Hospital El Salvador


One of the accomplishments touted most often by the government of Nayib Bukele is the construction of a hospital dedicated to treating COVID-19 patients, "Hospital El Salvador."   The hospital was constructed by converting facilities at the CIFCO convention center in San Salvador and a promised third phase still under construction across the street.  

The official twitter account for the Hospital @HospitalSV describes itself as "The largest and most modern hospital in Latin America. For the people, always the best."   This feed, along with government health ministries and the president's office, regularly broadcasts pictures like these of modern facilities and happy recovered patients:

From @HospitalSV tweet

From @HospitalSV tweet


The operations of the hospital were described for the world in a comment piece in The Lancet titled Hospital El Salvador: a novel paradigm of intensive care in response to COVID-19 in central America, written by hospital staff doctors and government health workers:

By May, 2020, COVID-19 cases were growing exponentially in El Salvador. In response, Hospital El Salvador construction progressed in phases; by June, 105 new ICU beds were made available, more than doubling the country's existing capacity. Additionally, San Rafael Hospital's multidisciplinary team was transferred to the new Hospital El Salvador. By July, 2020, another 143 intermediate care beds were opened, which could be converted into ICU beds if the need arose. When the first wave of the pandemic reached over 400 cases on July 22, these added ICU and intermediate care beds had a crucial role in preventing the public system from overflowing.

Based on the pilot telemedicine model, 18 critical care specialists and 25 internal medicine physicians monitored 105 ICU beds and 143 intermediate care beds 24 h per day, through high resolution pan–tilt–zoom camera systems, with access to all vital signs and overall state of patients (figure). These physicians communicated with 318 front-line general practitioners (157 in the ICU and 161 in intermediate care) and with 492 nurses (251 in ICU and 241 in intermediate care) following indications from the central hub at the hospital. These physicians were physically located at Hospital El Salvador and communicated with front-line health-care providers.

The article describes how the hospital attempts to make best use of the limited number of intensive care specialists in the country by using a video monitoring system allowing those limited doctors to oversee more patients at a time.   The hospital received donations of ventilators from the US and installed two 15,000 gallon oxygen tanks to supply patients.

Yet despite developing this facility filled with new equipment and technology, the president has repeatedly overstated its progress and its capacities in his quest to appear to have the biggest and newest and best.

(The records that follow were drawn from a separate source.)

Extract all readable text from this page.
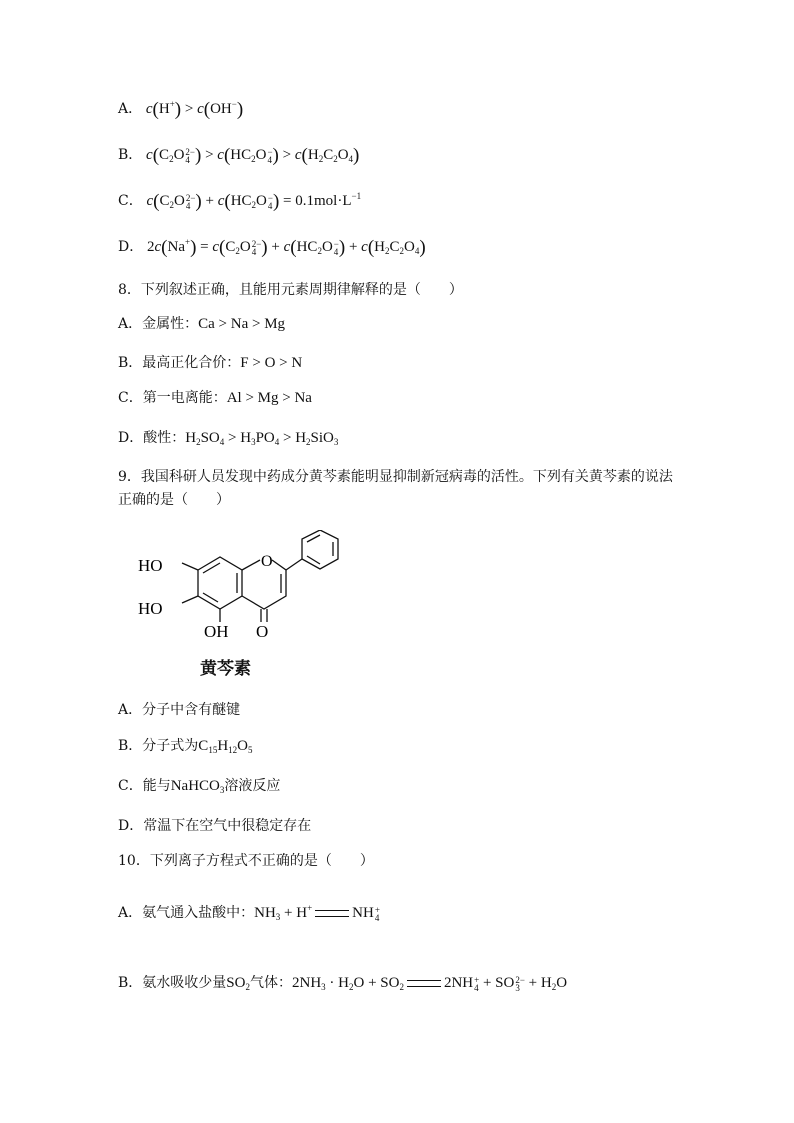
A． c(H+) > c(OH−)
B． $c(C_2O$ 2−
4 ) > $c(HC_2O$ −
4 ) > $c(H_2C_2O_4)$
C． $c(C_2O$ 2−
4 ) + $c(HC_2O$ −
4 ) = $0.1mol\cdot L^{-1}$
D． $2c(Na^+) = c(C_2O$ 2−
4 ) + $c(HC_2O$ −
4 ) + $c(H_2C_2O_4)$
8．下列叙述正确，且能用元素周期律解释的是（　　）
A．金属性：Ca > Na > Mg
B．最高正化合价：F > O > N
C．第一电离能：Al > Mg > Na
D．酸性：$H_2SO_4 > H_3PO_4 > H_2SiO_3$
9．我国科研人员发现中药成分黄芩素能明显抑制新冠病毒的活性。下列有关黄芩素的说法
正确的是（　　）
HO
HO
OH O
O
黄芩素
A．分子中含有醚键
B．分子式为$C_{15}H_{12}O_5$
C．能与NaHCO$_3$溶液反应
D．常温下在空气中很稳定存在
10．下列离子方程式不正确的是（　　）
A．氨气通入盐酸中：$NH_3 + H^+$	NH +
4
B．氨水吸收少量$SO_2$气体：$2NH_3 \cdot H_2O + SO_2$	2NH +
4 + SO 2−
$3 + H_2O$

On June 20, Nayib Bukele tweeted:

Tomorrow, at 5pm, we will inaugurate the first phase of the largest hospital in Latin America, to serve the #COVID19 .

This first phase will have 400 intensive and intermediate care beds and will decongest our hospitals.

However, as we now know from the Lancet article, the actual total was 105 new ICU beds and 143 intermediate care beds which could be converted to ICE beds for a total of 248.   Certainly a significant improvement over El Salvador's pre-existing capacity, but well short of the 400 beds Bukele claimed.  And as reporting by Cecibel Romero at Salud con lupa showed, at June 20, the hospital was far from ready to receive quantities of patients for anything like that number of beds and lacked the structure to do so for months after.  

In the same June 20 tweet, the president promised there would be 1000 ICU beds and 1000 additional hospital beds developed by the end of the third phase.  Those have yet to materialize.    

There is much information which the government has not shared about care at the new hospital including such basic information as the number of patients treated, the number of beds utilized, the mortality rate for those treated at the hospital, etc.   Thus it is difficult to gauge whether El Salvador is getting a good return on its investment in this hospital.   

The need for healthcare resources to care for COVID patients is not going away in El Salvador.   The government's official statistics (of questionable reliability, but they are all we have) show a steady upwards climb since a low point in mid-September:

Daily confirmed cases of COVID-19 


Hospital El Salvador even at its actual capacity (and not at the capacity suggested by Bukele's hyperbole) has an important role to play as cases and hospitalizations continue to rise.